The Centre on Monday asserted before the Supreme Court that the Right to Education Act (RTE) applied to private unaided schools, including minority schools and it did not violate any rulings of the top court.
"The provisions… regarding grant of admission by private unaided schools, to the extent of at least 25% of the strength of class-I to children belonging to weaker section and disadvantaged group in the neighbourhood and provide free and compulsory elementary education till its completion, in no way curtails the right or autonomy of the private unaided institutions," the HRD ministry said in an affidavit.
The affidavit has been filed in response to a petition filed by Independent Schools' Federation of India challenging the Constitutional validity of inclusion of unaided schools in RTE on the ground that it violated their right to practise any profession, or to carry on any occupation, trade or business under Article 19(1)(g).
Minority schools are also opposing their inclusion in the Act on the ground that it violated their right to establish and administer educational institutions under Article 30 of the Constitution.

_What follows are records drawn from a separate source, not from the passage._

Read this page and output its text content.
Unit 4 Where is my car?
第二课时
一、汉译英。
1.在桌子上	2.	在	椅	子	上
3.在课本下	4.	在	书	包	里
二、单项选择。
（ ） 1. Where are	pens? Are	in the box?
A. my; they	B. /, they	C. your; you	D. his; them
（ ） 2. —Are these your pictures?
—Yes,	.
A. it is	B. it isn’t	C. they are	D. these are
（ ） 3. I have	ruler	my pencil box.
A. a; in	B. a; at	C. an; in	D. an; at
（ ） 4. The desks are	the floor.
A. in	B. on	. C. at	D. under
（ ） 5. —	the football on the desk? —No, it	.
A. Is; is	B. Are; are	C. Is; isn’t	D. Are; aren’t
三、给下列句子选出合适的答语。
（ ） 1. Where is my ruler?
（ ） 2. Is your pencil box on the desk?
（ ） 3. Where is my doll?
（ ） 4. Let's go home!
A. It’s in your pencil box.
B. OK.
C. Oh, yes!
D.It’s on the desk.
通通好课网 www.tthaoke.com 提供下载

"The Act is anchored in the belief that values of equality, social justice and democracy and the creation of a just society can be achieved only through provision of inclusive elementary education to all," the affidavit sworn by department of school education and literacy director Vikram Sahay said.
The government said even before the enactment of the RTE, unaided schools had been providing free education to children belonging to economically weaker section.
It gave the example of Delhi, where all unaided schools were required to admit 15% children from the economically weaker section and provide them free education.
The Delhi HC had upheld the provision, it added.
The government said in the original RTE Bill, private unaided schools were not included but the government reversed it to include them on the recommendations of a parliamentary standing committee and the Law Commission.